Zhang Peng, Deputy Director of the National Satellite Meteorological Center, China, also the chief commander of the Fengyun 3 series ground system, said, “With a designed lifetime of eight years, Fengyun 3E belongs to the polar-orbiting satellite group whose combination monitors weather, climate and environment of the whole world.”
"Polar-orbiting satellites can be divided by orbits whose passes are at different local times. Before Fengyun 3E, polar-orbiting weather satellites operated only in AM and PM orbits above the Earth. The newly launched one will complement the two previous orbits in time period and spatial coverage to increase mid and long-term weather forecast's accuracy," he said.
Tang Shihao, Chief Designer of the Fengyun satellites' engineering application system, said that Fengyun 3E will also fill the data gap by monitoring atmospheric conditions in early morning and at dusk — time periods that AM and PM ones can't cover. "Sunlight conditions during sunrise and sunset are not favorable for imaging during a day. We added night camera functions to take clear pictures. The atmospheric conditions at the time remain the most stable of a day and analysis on them can represent climatic characteristics the most. Certain weather events including fogs always occur in early morning and the satellite can detect and forecast them to aid transportation," he said.
China launched Fengyun 3E, the world's first early morning orbit weather satellite for civil use in July.
Fengun 3E can also assist researches on urban economic activities, fire detection and air pollution monitoring. Other new remote-sensing product on Fengyun 3E involve imaging facilities for solar activities and wind fields. All the data can be transmitted to ground systems, five of which are in China and two in north and south poles, in two hours, CNSA informed. The data will be shared globally.
China launched its first weather satellite, Fengyun 1A, in 1988. Since then, it has put 19 Fengyun meteorological satellites into space. At present, China has nine weather satellites in orbits, of which five are geostationary that travel above the equator and synchronous with the Earth and four are polar-orbiting. As of now only the United States, the European Union and China have both the geostationary and polar-orbiting weather satellites.

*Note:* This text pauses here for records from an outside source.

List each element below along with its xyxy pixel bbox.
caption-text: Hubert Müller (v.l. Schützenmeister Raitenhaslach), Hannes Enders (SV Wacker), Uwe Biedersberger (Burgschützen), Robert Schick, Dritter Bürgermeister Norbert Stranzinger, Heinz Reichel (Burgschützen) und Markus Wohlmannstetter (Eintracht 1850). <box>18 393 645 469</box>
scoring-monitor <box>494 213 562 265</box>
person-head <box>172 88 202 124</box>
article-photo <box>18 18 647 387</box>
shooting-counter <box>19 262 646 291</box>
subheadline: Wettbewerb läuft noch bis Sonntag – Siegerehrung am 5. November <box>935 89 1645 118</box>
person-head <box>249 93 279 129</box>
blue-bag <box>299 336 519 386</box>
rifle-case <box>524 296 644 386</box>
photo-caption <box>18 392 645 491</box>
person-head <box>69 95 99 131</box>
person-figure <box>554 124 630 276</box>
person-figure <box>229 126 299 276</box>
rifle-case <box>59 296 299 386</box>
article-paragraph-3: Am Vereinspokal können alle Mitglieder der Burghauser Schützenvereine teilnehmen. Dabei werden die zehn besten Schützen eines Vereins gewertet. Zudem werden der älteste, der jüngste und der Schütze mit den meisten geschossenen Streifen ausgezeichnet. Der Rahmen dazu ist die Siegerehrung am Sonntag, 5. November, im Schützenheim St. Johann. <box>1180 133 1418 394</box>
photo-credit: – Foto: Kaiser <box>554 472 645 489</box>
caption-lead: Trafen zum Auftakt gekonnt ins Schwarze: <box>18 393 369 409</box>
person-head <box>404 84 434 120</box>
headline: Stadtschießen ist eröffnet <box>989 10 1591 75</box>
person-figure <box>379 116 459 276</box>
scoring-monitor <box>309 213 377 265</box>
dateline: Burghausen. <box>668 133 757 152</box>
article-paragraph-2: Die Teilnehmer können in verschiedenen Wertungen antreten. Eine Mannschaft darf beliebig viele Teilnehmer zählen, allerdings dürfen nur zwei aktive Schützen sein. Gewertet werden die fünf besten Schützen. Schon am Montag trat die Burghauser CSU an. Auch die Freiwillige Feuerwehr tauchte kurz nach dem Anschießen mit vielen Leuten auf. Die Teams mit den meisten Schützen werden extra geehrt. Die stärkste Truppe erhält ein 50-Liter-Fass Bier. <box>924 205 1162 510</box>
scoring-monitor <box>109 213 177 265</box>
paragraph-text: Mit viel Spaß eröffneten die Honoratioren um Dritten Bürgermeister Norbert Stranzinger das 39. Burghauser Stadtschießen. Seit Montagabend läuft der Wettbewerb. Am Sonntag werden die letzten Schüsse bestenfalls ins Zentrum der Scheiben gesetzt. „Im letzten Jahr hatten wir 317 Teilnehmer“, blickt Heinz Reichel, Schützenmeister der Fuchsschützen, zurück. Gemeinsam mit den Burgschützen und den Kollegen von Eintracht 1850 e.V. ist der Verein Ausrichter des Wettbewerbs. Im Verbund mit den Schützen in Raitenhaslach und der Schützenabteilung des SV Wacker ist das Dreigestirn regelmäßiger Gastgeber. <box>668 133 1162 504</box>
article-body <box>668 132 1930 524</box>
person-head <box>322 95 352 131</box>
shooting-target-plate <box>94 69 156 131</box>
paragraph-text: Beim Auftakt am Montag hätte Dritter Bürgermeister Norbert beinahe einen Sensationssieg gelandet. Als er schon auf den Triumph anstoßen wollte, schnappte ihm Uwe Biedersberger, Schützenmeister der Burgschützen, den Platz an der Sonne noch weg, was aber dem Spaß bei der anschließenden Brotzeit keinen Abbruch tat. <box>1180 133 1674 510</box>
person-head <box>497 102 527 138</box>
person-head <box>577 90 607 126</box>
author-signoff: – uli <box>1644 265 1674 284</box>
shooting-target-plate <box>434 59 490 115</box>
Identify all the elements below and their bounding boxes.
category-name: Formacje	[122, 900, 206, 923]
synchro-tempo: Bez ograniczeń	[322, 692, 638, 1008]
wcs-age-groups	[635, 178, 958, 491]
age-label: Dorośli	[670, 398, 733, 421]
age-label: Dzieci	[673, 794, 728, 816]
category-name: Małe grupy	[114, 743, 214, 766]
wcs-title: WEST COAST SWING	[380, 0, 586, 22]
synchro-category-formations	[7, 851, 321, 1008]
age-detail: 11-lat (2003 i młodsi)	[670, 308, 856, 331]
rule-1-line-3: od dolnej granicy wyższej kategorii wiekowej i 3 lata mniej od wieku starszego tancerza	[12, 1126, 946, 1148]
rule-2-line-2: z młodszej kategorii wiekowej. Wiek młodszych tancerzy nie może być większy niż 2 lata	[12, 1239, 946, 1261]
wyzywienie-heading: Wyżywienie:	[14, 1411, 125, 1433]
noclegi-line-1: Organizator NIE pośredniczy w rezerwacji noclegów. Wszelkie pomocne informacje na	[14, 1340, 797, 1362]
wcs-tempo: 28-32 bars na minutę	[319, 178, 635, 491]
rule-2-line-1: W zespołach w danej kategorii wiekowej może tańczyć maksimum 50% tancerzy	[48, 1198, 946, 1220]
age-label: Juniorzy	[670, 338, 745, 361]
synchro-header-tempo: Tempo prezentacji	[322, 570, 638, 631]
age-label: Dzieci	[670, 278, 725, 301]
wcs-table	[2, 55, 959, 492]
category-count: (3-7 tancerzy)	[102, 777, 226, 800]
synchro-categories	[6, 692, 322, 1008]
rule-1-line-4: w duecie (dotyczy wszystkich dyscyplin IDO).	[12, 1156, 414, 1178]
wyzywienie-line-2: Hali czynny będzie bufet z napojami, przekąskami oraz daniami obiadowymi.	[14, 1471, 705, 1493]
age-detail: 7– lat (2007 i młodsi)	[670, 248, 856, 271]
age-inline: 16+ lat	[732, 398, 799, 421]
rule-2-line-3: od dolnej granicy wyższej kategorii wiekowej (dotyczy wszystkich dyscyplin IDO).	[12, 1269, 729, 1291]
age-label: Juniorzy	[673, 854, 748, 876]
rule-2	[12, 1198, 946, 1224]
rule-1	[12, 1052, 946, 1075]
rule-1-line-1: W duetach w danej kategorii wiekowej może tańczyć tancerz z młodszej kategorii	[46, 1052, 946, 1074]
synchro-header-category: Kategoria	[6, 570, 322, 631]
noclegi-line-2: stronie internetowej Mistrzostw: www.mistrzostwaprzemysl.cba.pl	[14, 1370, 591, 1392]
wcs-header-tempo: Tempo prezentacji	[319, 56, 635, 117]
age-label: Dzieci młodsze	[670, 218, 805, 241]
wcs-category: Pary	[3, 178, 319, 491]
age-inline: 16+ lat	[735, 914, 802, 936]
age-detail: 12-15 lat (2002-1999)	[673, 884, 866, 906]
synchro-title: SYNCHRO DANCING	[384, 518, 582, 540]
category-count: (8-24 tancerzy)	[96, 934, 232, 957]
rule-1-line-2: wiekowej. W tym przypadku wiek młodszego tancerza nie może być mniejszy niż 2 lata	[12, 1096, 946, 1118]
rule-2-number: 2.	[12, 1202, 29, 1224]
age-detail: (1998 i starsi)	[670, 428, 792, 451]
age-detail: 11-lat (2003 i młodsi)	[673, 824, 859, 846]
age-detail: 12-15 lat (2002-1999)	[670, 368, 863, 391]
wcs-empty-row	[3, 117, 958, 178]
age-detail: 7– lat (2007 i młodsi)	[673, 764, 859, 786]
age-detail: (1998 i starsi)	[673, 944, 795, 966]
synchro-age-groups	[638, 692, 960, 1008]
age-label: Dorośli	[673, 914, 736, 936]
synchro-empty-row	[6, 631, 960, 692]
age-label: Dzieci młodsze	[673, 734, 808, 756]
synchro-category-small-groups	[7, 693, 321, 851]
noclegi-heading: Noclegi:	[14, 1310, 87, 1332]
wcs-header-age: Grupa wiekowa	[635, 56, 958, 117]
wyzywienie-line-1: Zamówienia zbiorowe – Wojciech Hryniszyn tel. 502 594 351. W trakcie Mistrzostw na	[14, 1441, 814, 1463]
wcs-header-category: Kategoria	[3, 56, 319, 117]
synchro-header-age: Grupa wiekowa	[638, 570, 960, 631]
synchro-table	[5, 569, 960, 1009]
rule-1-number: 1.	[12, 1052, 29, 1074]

More recently China successfully sent two multimedia satellites into pre-set orbit from the Taiyuan Satellite Launch Center in north China's Shanxi Province. The satellites were launched by a Long March-6 carrier rocket, marking the 382nd flight mission for the Long March series carrier rockets.
China had also launched its latest oceanographic research satellite in May this year. The HY-2D, launched on a Long March 4B carrier rocket is tasked with working with its two predecessors — the HY-2B and the HY-2C — to form a space-based network monitoring the dynamic marine environment around the clock.
In June this year CNSA also released the first volume of the International Lunar Research Station (ILRS), a guide for partnership as well as the ILRS roadmap. The ILRS is jointly initiated by the CNSA and the State Space Corporation "Roscosmos" on each of their existing lunar exploration plan. CNSA and Roscosmos are jointly inviting interested international partners to cooperate and contribute for the exploration and use of Moon.
The guide defines ILRS as a complex experimental research facilities to be contructed with a possible attraction of partners on the surface and/or in the orbit of the Monn designed for multi-discipline and multi-purpose scientific research activities, including exploration and use of the Moon, moon-based observation, fundamental research experiments and technology verification, with the capability of long-term unmanned operation with the prospect of subsequent human presence.
With so many feats already accomplished this year and many more ambitious endeavours in the pipeline of the near future, China is evidently expanding the list of space faring nations and appears set to be at the top of it.